Amid overall weakness in industrial commodities, all that glitters is gold. Gold prices surged in recent weeks as fears of a global slowdown persisted.
Gold’s annual average price last year was US$1,268 per ounce, and is forecasted at US$1,400 for 2019, according to Toronto-based Bank of Nova Scotia’s global outlook for the fourth quarter. Gold could shine even brighter in 2020, with prices forecasted to average US$1,550 per ounce, up from US$1,350 per ounce in Scotiabank’s previous outlook.
Gold’s resurgence can be attributed to rising geopolitical risk, which boosts demand for safe-haven assets, and looser monetary policy, which reduces the opportunity cost of holding non-yielding bullion.
“While base metals, most notably copper, have waned amidst weak investment and a sluggish Chinese economy, precious metals like gold have traded at their strongest levels since the eurozone crisis as investors retreat into haven assets and central banks’ prior tightening paths give way to renewed interest rate cuts,” Scotiabank’s outlook said.
Gold’s resilience amid climate risk
As macroeconomic factors help push investors toward gold, they might also want to consider how the precious metal fares on climate risk.

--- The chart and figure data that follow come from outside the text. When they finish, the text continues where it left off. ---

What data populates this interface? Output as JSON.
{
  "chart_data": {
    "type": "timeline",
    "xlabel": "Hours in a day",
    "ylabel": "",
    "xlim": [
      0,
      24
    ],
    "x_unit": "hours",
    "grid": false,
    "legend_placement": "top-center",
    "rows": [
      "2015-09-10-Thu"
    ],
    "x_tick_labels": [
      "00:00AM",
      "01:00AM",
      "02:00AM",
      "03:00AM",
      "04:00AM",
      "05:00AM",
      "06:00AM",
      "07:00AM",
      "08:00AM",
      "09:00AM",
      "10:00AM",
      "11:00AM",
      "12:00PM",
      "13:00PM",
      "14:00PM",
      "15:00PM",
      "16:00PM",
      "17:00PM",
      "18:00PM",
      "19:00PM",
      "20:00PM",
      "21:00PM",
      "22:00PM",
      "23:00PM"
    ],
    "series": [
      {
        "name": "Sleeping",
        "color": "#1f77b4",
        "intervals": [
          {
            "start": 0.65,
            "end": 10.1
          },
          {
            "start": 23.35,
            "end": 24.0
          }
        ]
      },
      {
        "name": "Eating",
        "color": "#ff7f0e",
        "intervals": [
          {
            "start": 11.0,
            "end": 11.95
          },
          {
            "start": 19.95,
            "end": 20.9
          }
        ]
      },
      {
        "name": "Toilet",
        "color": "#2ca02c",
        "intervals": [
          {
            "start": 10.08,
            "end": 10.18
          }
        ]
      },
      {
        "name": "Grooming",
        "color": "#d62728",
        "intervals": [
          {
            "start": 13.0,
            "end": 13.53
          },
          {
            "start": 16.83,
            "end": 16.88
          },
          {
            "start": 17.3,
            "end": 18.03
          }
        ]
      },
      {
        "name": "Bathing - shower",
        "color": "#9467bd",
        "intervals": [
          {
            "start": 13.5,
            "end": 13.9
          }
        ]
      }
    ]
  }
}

A report released today by U.K.-based World Gold Council examined how gold’s role as an investment could potentially be affected by climate-related risks, compared to other investments. (The council acts as the gold industry’s market development organization, and the report was produced with technical support from independent sustainability consultancy Anthesis.)
The council has refined its emissions estimates associated with gold’s production and consumption, which totalled about 126 million tonnes of carbon dioxide equivalent. That figure was 124 million tonnes in 2018. The newer figure comprises all aspects of production and consumption, whereas the older one focused on production only.
The primary source of emissions was found to be energy use in gold production. To move the needle on those emissions, the report outlined suggestions to transition toward net-zero practically and cost-effectively. These included sourcing renewable electricity and upgrading to energy-efficient technologies.
Several companies’ attempts at such innovation were described in the report. For example, Agnico Eagle, headquartered in Toronto, is working with local experts in Nunavut to build alternative energy sources — specifically, hydroelectric transmission and fibre-optic infrastructure.
The report also considered gold’s risk-return profile and portfolio performance relative to other assets in the context of climate-related risks. It found that gold’s performance was “relatively robust” across various climate scenarios of increasing global temperatures, in part due to its role as a safe-haven market insurance.
That bodes well for gold, as does increased market volatility, the report concluded: “Gold’s roles as a risk hedge, portfolio diversifier and market insurance asset are well documented; heightened market volatility and uncertainty from climate-related risks should therefore be supportive of gold.”